The first domain controller you install into your forest will hold all of the five operation roles and automatically made a global catalog server. You should have more than one domain controller for redundancy within the domain, the main consideration is load on the server that will decide where there roles are placed.
The Schema Master and Domain Naming Master are used rarely it is recommended that you keep these roles on the same server for ease of administration, if the server holding these roles was to go down and be unavailable then this would only stop changes to the schema and adding or removing domains from the forest. It is recommended to place these operation roles within the root domain of your forest as both these roles affect the entire forest.
The RID Master allocates blocks of RID’s and therefore does not require to be on a high specification server or the fastest link possible within the network. If there a large volumes of objects being created in active directory then you would need to ensure the server and network are not only above the O/s minimum requirements but also reliable.
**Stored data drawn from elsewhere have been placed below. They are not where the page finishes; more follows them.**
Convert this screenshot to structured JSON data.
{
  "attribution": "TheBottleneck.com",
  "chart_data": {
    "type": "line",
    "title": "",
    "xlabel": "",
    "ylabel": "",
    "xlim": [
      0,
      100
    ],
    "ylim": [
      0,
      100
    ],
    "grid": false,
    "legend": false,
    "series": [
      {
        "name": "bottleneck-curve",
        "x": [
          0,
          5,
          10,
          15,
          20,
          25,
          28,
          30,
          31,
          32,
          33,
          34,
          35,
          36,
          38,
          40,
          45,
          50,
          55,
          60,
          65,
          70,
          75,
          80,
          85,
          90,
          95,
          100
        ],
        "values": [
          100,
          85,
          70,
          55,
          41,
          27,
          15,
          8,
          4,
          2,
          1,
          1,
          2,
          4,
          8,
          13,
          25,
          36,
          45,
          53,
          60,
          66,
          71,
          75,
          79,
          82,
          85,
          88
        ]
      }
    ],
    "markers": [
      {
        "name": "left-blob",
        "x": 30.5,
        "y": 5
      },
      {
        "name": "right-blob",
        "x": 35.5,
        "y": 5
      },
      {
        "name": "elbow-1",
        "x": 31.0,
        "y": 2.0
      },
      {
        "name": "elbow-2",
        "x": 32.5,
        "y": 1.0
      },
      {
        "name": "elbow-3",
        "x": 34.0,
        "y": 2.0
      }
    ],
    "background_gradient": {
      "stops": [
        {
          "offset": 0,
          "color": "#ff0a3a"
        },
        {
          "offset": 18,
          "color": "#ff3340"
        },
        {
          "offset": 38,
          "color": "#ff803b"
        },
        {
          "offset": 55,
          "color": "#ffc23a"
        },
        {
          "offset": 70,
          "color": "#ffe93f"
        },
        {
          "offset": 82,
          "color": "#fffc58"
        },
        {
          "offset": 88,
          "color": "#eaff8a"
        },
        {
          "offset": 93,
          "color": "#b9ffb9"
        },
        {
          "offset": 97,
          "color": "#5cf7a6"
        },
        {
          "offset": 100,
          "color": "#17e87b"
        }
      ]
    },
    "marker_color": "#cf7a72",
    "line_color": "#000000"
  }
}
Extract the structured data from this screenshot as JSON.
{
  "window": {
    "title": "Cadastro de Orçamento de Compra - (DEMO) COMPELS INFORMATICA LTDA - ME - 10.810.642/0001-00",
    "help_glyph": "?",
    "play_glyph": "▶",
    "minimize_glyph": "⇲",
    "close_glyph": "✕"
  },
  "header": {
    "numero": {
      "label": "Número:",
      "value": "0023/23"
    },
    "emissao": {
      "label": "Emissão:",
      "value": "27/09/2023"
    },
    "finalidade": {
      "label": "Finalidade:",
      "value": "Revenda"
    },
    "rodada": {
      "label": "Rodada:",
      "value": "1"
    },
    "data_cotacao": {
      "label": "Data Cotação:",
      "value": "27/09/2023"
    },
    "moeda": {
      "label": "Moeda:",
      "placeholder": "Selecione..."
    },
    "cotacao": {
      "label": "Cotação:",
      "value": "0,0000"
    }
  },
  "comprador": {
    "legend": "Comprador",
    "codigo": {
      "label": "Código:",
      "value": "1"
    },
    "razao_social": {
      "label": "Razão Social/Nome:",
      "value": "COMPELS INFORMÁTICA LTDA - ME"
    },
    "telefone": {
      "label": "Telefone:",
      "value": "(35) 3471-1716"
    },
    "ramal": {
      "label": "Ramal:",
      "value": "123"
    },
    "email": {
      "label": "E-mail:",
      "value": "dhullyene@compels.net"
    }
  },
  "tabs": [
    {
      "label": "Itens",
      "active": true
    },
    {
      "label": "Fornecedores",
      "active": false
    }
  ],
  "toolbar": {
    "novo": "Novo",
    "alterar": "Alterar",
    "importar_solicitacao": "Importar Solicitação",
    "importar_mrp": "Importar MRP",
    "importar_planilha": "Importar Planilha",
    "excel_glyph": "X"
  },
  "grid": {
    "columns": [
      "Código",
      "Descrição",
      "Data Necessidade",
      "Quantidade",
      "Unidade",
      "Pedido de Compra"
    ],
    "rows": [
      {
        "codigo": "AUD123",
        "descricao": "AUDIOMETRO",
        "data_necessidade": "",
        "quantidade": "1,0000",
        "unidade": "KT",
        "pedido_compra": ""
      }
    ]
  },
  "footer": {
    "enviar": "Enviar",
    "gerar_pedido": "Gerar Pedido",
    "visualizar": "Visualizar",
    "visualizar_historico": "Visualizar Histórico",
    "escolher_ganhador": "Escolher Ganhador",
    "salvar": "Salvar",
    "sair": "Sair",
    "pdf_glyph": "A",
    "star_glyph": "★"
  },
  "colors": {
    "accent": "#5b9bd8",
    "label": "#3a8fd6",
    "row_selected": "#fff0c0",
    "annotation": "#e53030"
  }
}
Also though not required in busy domains it is advised to put the PDC emulator and RID master on the same server as the PDC emulator requests the most RID’s out of all domain controllers.
The PDC Emulator should be placed on the network that has the most authentication requests, if there are performance problems the global catalog role can be removed from the PDC decrease load on this domain controller
The Infrastructure Master role in a multi domain forest must be put onto a non-global catalog domain controller, or all domain controllers must be global catalog servers. If you do not then the infrastructure master will not update other domain controllers as it thinks it has the most up-to-date copy, this bug has been fixed in Windows Server 2008 as during the DCPROMO stage all domain controllers are made into global catalog servers.